The Department of Health’s latest report on the Zika virus brings the total number of pregnant women with the disease to 282, an increase of 11 cases week-over-week. However the department said those cases were old cases formerly listed as “probable” that were then added to the confirmed cases list.
“The D.O.H. was waiting for confirmatory testing before they could be categorized as confirmed,” wrote Nykole Tyson, D.O.H.’s director of public relations in a message sent to the media. She said the results take between one and two months to return.
Even so, recent weeks have seen steady increases in the number of pregnant women confirmed to be Zika positive in the territory. During the week of July 12, 15 additional women were confirmed to be infected compared to the week prior, while 17 more women were confirmed infected during the week of July 28.

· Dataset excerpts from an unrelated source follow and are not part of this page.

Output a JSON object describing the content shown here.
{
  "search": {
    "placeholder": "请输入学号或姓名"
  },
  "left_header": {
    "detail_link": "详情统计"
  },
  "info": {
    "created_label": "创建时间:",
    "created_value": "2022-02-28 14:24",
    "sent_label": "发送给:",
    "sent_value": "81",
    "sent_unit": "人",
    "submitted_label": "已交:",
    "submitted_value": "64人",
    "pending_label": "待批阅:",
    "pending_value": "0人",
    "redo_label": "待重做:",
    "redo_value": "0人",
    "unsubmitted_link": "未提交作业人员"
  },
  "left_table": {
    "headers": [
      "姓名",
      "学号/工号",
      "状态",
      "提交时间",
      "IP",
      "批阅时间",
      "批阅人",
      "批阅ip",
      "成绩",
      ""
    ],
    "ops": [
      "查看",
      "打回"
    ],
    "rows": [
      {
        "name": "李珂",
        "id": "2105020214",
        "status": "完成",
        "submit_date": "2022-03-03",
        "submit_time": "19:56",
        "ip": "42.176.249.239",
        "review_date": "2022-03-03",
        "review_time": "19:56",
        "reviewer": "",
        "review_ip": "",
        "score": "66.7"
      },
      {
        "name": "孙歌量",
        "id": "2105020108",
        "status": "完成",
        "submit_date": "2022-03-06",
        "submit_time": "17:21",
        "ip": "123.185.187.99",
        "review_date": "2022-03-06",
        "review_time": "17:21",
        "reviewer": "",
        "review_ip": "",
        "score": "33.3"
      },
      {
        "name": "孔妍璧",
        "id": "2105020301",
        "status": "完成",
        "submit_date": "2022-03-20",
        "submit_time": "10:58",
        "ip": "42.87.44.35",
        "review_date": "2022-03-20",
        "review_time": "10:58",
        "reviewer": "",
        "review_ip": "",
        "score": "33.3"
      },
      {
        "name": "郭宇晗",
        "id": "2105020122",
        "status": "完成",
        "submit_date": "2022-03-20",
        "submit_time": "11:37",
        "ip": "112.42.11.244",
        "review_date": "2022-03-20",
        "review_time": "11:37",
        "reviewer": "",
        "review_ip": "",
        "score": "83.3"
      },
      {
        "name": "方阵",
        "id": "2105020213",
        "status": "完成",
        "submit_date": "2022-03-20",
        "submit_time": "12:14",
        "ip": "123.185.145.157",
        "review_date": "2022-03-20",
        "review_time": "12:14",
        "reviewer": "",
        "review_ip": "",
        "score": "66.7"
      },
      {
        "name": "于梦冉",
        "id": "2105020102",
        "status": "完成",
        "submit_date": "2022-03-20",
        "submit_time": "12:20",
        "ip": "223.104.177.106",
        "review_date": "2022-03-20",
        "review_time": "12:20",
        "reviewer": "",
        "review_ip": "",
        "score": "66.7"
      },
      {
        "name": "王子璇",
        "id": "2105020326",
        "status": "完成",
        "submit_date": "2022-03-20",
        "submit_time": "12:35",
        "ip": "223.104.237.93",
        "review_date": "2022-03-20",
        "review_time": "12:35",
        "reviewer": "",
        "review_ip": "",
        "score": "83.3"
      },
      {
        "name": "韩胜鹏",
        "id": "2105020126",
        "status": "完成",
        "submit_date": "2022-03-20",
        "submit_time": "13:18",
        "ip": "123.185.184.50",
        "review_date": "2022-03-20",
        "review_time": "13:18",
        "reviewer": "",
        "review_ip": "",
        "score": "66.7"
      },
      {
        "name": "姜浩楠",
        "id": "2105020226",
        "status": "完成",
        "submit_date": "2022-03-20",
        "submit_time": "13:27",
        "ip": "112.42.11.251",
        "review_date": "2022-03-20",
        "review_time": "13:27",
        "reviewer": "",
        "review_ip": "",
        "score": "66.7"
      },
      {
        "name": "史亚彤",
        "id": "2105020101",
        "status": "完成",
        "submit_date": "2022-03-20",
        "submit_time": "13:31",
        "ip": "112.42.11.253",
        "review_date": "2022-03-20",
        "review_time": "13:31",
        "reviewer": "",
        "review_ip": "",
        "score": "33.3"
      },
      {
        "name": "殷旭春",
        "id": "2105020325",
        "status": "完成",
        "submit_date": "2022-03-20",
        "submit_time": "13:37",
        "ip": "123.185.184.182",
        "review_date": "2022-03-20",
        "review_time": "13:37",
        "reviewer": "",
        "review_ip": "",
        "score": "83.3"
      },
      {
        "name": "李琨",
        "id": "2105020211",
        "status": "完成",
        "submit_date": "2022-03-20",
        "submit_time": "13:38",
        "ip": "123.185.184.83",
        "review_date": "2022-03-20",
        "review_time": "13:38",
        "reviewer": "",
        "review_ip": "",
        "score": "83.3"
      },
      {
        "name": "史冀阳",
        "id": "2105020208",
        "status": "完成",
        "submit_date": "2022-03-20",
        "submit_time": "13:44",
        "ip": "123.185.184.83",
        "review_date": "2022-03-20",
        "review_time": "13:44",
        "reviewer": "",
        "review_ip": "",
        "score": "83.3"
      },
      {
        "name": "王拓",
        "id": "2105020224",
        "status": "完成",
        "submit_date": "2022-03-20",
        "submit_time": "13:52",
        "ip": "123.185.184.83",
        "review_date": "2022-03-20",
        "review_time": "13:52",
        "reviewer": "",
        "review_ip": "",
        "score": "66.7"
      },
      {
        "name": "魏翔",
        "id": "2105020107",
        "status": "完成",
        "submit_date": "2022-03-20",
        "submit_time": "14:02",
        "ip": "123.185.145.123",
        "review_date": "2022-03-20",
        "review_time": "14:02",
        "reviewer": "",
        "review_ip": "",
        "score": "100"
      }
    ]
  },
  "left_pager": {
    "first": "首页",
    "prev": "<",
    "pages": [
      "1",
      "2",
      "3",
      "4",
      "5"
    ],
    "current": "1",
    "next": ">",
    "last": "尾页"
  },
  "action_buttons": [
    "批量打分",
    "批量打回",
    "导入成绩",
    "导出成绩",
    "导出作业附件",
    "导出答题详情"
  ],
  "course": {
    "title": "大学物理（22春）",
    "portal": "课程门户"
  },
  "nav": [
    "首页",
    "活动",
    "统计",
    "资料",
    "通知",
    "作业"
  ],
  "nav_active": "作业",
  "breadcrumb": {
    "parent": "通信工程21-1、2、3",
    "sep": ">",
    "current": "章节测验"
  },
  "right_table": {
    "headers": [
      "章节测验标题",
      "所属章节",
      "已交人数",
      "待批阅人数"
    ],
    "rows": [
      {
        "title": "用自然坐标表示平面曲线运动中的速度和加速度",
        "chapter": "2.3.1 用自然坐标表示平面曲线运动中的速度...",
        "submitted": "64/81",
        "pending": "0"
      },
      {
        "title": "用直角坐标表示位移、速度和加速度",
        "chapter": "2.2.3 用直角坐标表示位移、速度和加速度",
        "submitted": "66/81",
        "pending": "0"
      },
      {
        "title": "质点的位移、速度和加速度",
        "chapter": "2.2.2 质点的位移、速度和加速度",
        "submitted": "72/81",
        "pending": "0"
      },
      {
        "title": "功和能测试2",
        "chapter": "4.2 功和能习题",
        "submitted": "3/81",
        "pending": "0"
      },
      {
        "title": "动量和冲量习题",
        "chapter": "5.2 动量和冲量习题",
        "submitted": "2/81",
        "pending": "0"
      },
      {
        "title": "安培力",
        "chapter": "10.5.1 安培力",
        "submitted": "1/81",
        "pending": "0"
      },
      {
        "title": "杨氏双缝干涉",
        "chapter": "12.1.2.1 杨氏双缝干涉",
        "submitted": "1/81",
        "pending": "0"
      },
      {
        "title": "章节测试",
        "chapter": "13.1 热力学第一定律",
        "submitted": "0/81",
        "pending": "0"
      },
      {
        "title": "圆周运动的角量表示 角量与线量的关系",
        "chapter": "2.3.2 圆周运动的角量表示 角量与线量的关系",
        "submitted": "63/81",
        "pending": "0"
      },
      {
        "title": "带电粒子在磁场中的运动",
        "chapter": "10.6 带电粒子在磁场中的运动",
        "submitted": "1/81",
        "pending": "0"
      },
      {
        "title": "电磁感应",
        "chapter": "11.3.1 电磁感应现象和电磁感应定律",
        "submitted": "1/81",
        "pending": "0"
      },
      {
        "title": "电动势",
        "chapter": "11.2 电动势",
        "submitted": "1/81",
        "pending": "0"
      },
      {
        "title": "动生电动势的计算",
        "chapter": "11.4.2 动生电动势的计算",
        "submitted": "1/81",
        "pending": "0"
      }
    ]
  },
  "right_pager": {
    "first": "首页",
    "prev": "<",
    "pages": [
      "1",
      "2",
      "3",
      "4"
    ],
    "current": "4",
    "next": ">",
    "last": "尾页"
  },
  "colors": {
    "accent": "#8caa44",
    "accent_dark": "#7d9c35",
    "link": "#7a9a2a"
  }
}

The general category only saw 2 new cases territory-wide. St. Thomas now stands at 683 confirmed cases, up by 1 from last week, while St. Croix has 252 confirmed cases, also up by 1 from last week. St. John remained steady in the general category with 89 confirmed cases, according to D.O.H. data.
In May, D.O.H. made known that a child in the territory was born with the Zika-related birth defect microcephaly — the first and so far only recorded case in the U.S. Virgin Islands — which was confirmed by Centers for Disease Control and Prevention (C.D.C.) testing, according to D.O.H. Health officials did not reveal on which island the baby was born.
However, five percent of pregnant women with a confirmed Zika infection in the United States territories, went on to have a baby with a related birth defect, according to the most comprehensive report to date from federal officials.
The report, published on June 8 by the C.D.C. (via The New York Times), also provided for the first time preliminary estimates of this risk by trimester. Previously, there were not enough births following exposure to the Zika virus to make such estimates.
This new report reviewed nearly 2,550 cases of women with possible Zika virus infection who completed pregnancies — meaning they gave birth, miscarried or experienced stillbirth — from Jan. 1, 2016 to April 25, 2017.
Roughly 1,500 of those women had Zika infection actually confirmed by laboratory testing.
Eight percent of offspring of pregnant women in U.S. territories with a positive nucleic acid test for Zika infection in the first trimester had birth defects linked to the virus. By contrast, 5 percent of these infants did when infection occurred in the second trimester, and 4 percent in the third trimester.